Hint: Don’t use this code for isolated tic of hair pulling.
When “trichotillomania” or “hair pulling” is the diagnosis provided by your psychiatrist, you will be pleased to know that you have a specific code that you can report for this condition in ICD-10, an option that you did not have in ICD-9. In ICD-9, you had to report the condition using a more generalized code.
ICD-9: When your psychiatrist confirms a diagnosis of trichotillomania, you report the condition with the ICD-9 code, 312.39 (Disorders of impulse control; trichotillomania). You cannot use this ICD-9 code when your clinician diagnoses the patient with adjustment reaction with disturbance of conduct. You report this with 309.3 (Adjustment disorder with disturbance of conduct).
You also cannot use 312.39 for a diagnosis of stereotypes such as head banging and body rocking occurring in isolation. You report this with 307.3 (Stereotypic movement disorder). Also, when the patient exhibits isolated tics such as thumb sucking, nail biting, or hair plucking, you cannot report 312.39. You report these with 307.9 (Other and unspecified special symptoms or syndromes not elsewhere classified).
Apart from this, the other exclusions under which you cannot report 312.39 include the following:
ICD-10: When you begin using ICD-10 codes post Oct.1, 2015, you will have a specific ICD-10 code to report a diagnosis of trichotillomania. You will report this diagnosis with F63.3 (Trichotillomania). You use the same diagnosis code if your clinician mentions the diagnosis as “hair plucking.”
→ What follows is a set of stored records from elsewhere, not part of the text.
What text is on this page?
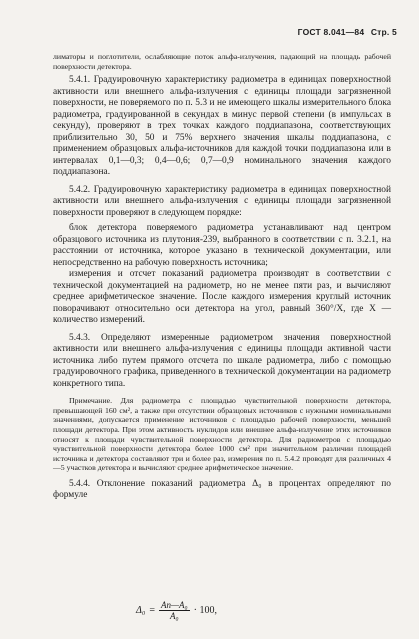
ГОСТ 8.041—84 Стр. 5

лиматоры и поглотители, ослабляющие поток альфа-излучения, падающий на площадь рабочей поверхности детектора.

5.4.1. Градуировочную характеристику радиометра в единицах поверхностной активности или внешнего альфа-излучения с единицы площади загрязненной поверхности, не поверяемого по п. 5.3 и не имеющего шкалы измерительного блока радиометра, градуированной в секундах в минус первой степени (в импульсах в секунду), проверяют в трех точках каждого поддиапазона, соответствующих приблизительно 30, 50 и 75% верхнего значения шкалы поддиапазона, с применением образцовых альфа-источников для каждой точки поддиапазона или в интервалах 0,1—0,3; 0,4—0,6; 0,7—0,9 номинального значения каждого поддиапазона.

5.4.2. Градуировочную характеристику радиометра в единицах поверхностной активности или внешнего альфа-излучения с единицы площади загрязненной поверхности проверяют в следующем порядке:

блок детектора поверяемого радиометра устанавливают над центром образцового источника из плутония-239, выбранного в соответствии с п. 3.2.1, на расстоянии от источника, которое указано в технической документации, или непосредственно на рабочую поверхность источника;

измерения и отсчет показаний радиометра производят в соответствии с технической документацией на радиометр, но не менее пяти раз, и вычисляют среднее арифметическое значение. После каждого измерения круглый источник поворачивают относительно оси детектора на угол, равный 360°/X, где X — количество измерений.

5.4.3. Определяют измеренные радиометром значения поверхностной активности или внешнего альфа-излучения с единицы площади активной части источника либо путем прямого отсчета по шкале радиометра, либо с помощью градуировочного графика, приведенного в технической документации на радиометр конкретного типа.

Примечание. Для радиометра с площадью чувствительной поверхности детектора, превышающей 160 см², а также при отсутствии образцовых источников с нужными номинальными значениями, допускается применение источников с площадью рабочей поверхности, меньшей площади детектора. При этом активность нуклидов или внешнее альфа-излучение этих источников относят к площади чувствительной поверхности детектора. Для радиометров с площадью чувствительной поверхности детектора более 1000 см² при значительном различии площадей источника и детектора составляют три и более раз, измерения по п. 5.4.2 проводят для различных 4—5 участков детектора и вычисляют среднее арифметическое значение.

5.4.4. Отклонение показаний радиометра Δ₀ в процентах определяют по формуле

$\Delta_0 = \frac{\text{Aп—A₀}}{\text{A₀}} \cdot 100$,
Caveat: As with ICD-9, you cannot use F63.3 when your clinician diagnoses the patient with stereotypes occurring in isolation. You report this with F98.4 (Stereotyped movement disorders). You cannot report F63.3 for a diagnosis of Tourette’s syndrome or combined vocal and multiple motor tic disorder [de la Tourette]. You report it with F95.2 (Tourette’s disorder) instead of F63.3. If your clinician diagnoses a patient with tics of organic origin, you report this with G25.69 (Other tics of organic origin).
Have a Look at These Basics Briefly
Documentation spotlight: Your clinician will arrive at a diagnosis of trichotillomania based on a complete history and a complete evaluation of the patient. Your psychiatrist will perform a complete mental status examination, a complete psychiatric and medical history of the patient and family, and a review of systems, along with ordering some lab tests.
Some of the findings that your clinician would most likely record in a patient with trichotillomania will include hair pulling, hair loss, and repeated attempts towards reduction of the habit of hair pulling. Due to the hair loss, the patient will experience difficulties in social and occupational circles.
Your clinician might note that the patient denies that he has the habit of pulling hair. Some patients might also engage in pulling hair from other people or pets while some also have the habit of pulling hair out of inanimate objects such as dolls and carpets. Your clinician might note that the patient appears anxious, and usually, patients with hair pulling habit have higher incidence of the habit when they are under stress. Some patients might complain of frequent gastrointestinal symptoms such as pain in the abdomen, nausea and vomiting, GI bleeding, and constipation. This can be attributed to hair cast (Trichobezoar) formation in the GI tract.
Upon examination, your clinician might note that the patient has areas where there is hair loss. The most common area where your psychiatrist will note loss of hair is the scalp although they can be pulled out of other areas such as eyelashes, eyebrows, pubic hair, or from other areas of the body. Your clinician will note that the hair in the adjacent areas (of hair loss) is normal. Your clinician will also note that the patient presents with hair of different length in different areas due to loss and re-growth.
Your clinician will also note that the scalp or the skin (if hair loss is from other areas) does not show any signs of inflammation or infection or other abnormalities that can be indicative of any other dermatological or systemic conditions.
If the patient has the habit of ingesting the hair that is being pulled out, then your clinician will note the signs of GI disturbances due to hair cast formation in the digestive tracts. Apart from these signs and symptoms of the GI tract, your psychiatrist might also note the signs of anemia or even obstructive jaundice.
Tests: In most cases, your clinician will rely on the history and the signs and symptoms to arrive at the diagnosis of trichotillomania. However, he might also look at some tests such as trichography to confirm the diagnosis of the condition. But, sometimes, to ascertain that the patient is not suffering from any other condition (such as alopecia areata) that is causing the hair loss, your clinician might resort to performing a punch biopsy and ordering a histological study.
The care planning may include cognitive behavioral psychotherapy along with habit reversal techniques and relaxation techniques.